Subprime, Alt-A and finances in general are a tad untidy (understatement), but the banks seem to have a game plan in motion to the tune of $100 billion and expect the government to chip in one way or another. The Fed seems willing to play ball. There will be a lot of pain for thousands, perhaps tens of thousands of Americans, but millions will come out of this with a slap on the wrist - 'don't buy again something you can not afford'. Instead of a twenty year mortgage, millions will have to make do with thirty years or forty instead of thirty. First though, millions will have to refinance to fixed rates as the uncertainty of ARMs is more than the average homeowner can handle. You out there; take advantage of the next rate cut! It may be the last for a long time.
As for the general slowdown, don't write-off the entire stock market just yet. Earnings growth will definitely slow down, but there is still growth ahead. Perhaps it is time to revert to using ttm P/E as the primary gauge rather than delude ourselves with estimated forward P/E which is far less certain at this time. Based on the ttm P/E average for the Dow and the S&P 500, we are definitely not in a bubble scenario as this weekend's articles seem to imply.
The unemployment rate is relatively low in comparison with the EU. Energy conservation habits are beginning to take hold and when the primarily Democratic populated coasts start to car pool to work, we will have scored a major turnaround in our consumption patterns. The polar caps may melt beforehand. We are still addicted to oil. Naturally it is the Republican midlands that take the preemptive strike as Democrats respond to crisis just in time. I wonder how many Democrats (me included) know where to get an ethanol fix! Remind me to ask Hilary the next time we indulge ourselves with a $5 latte and a cigar. I'm still waiting to hear Hilary's energy policy…

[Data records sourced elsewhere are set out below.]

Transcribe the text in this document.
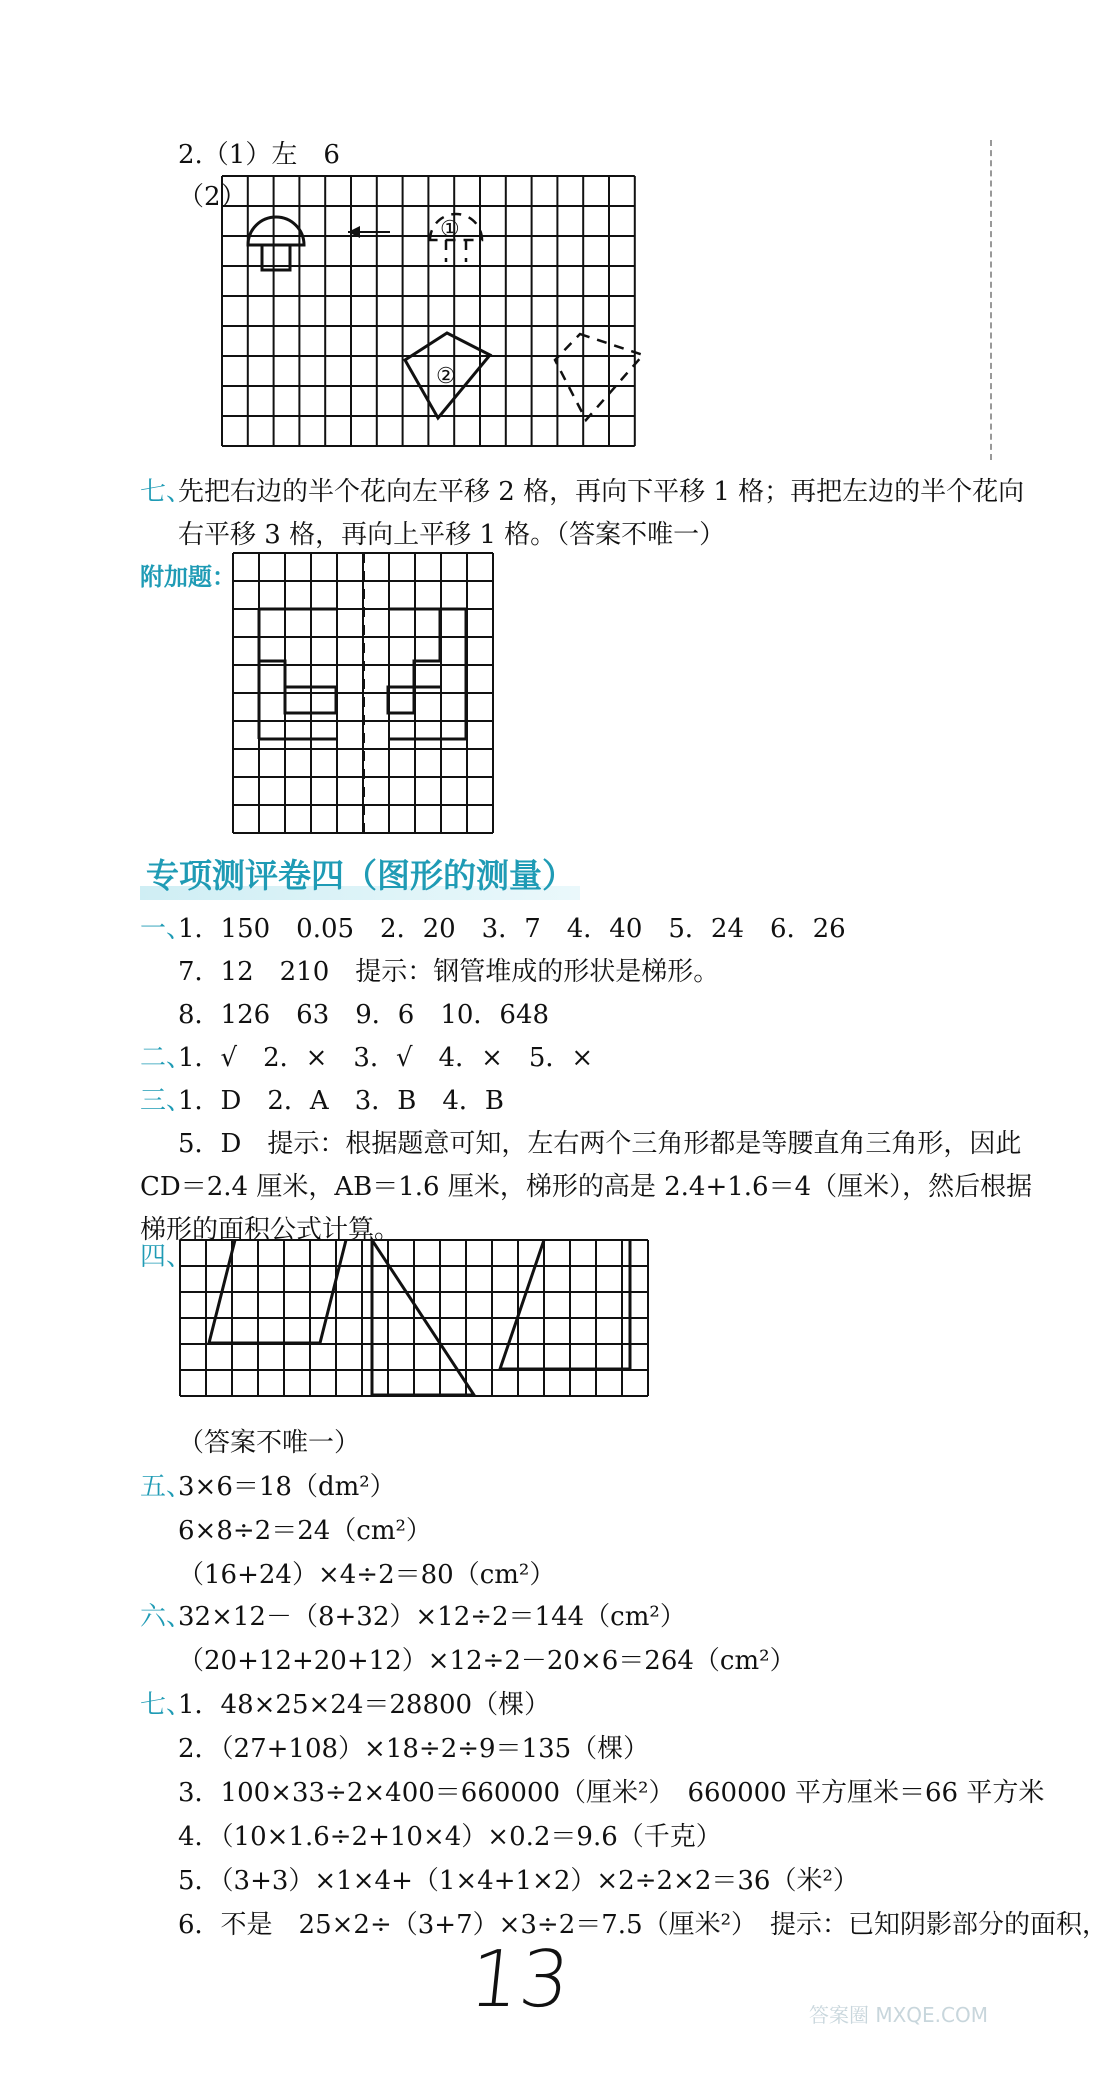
2.（1）左　6
（2）
七、
先把右边的半个花向左平移 2 格，再向下平移 1 格；再把左边的半个花向
右平移 3 格，再向上平移 1 格。（答案不唯一）
附加题：
专项测评卷四（图形的测量）
一、
1．150　0.05　2．20　3．7　4．40　5．24　6．26
7．12　210　提示：钢管堆成的形状是梯形。
8．126　63　9．6　10．648
二、
1．√　2．×　3．√　4．×　5．×
三、
1．D　2．A　3．B　4．B
5．D　提示：根据题意可知，左右两个三角形都是等腰直角三角形，因此
CD＝2.4 厘米，AB＝1.6 厘米，梯形的高是 2.4+1.6＝4（厘米），然后根据
梯形的面积公式计算。
四、
（答案不唯一）
五、
3×6＝18（dm²）
6×8÷2＝24（cm²）
（16+24）×4÷2＝80（cm²）
六、
32×12－（8+32）×12÷2＝144（cm²）
（20+12+20+12）×12÷2－20×6＝264（cm²）
七、
1．48×25×24＝28800（棵）
2．（27+108）×18÷2÷9＝135（棵）
3．100×33÷2×400＝660000（厘米²）　660000 平方厘米＝66 平方米
4．（10×1.6÷2+10×4）×0.2＝9.6（千克）
5．（3+3）×1×4+（1×4+1×2）×2÷2×2＝36（米²）
6．不是　25×2÷（3+7）×3÷2＝7.5（厘米²）　提示：已知阴影部分的面积，
①
②
13	答案圈 MXQE.COM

Corporate America is sitting on the largest cash hoard in history and any potential massive sell-off by the public or overseas investors can be sucked up with buy-backs. Of course the banking sector is exempt from participating for now unless valuations get so ridiculously low that they will end up lending each other on IOUs just to take advantage of the situation. The downside is limited for stocks backed by strong fundamentals and hard assets such as the mining, railroad and manufacturing sectors. Airlines are currently afloat on hot air, stay away. As for the consumer discretionary spending sector - eh, the prospects are unsightly, unless the companies have lots of cash on hand. Using muscle to buy out distressed competitors at a bottom is always a good trick. Then again, this sector has already been marked down considerably so where we go from here depends on how you see the P/E for a slower growth economy.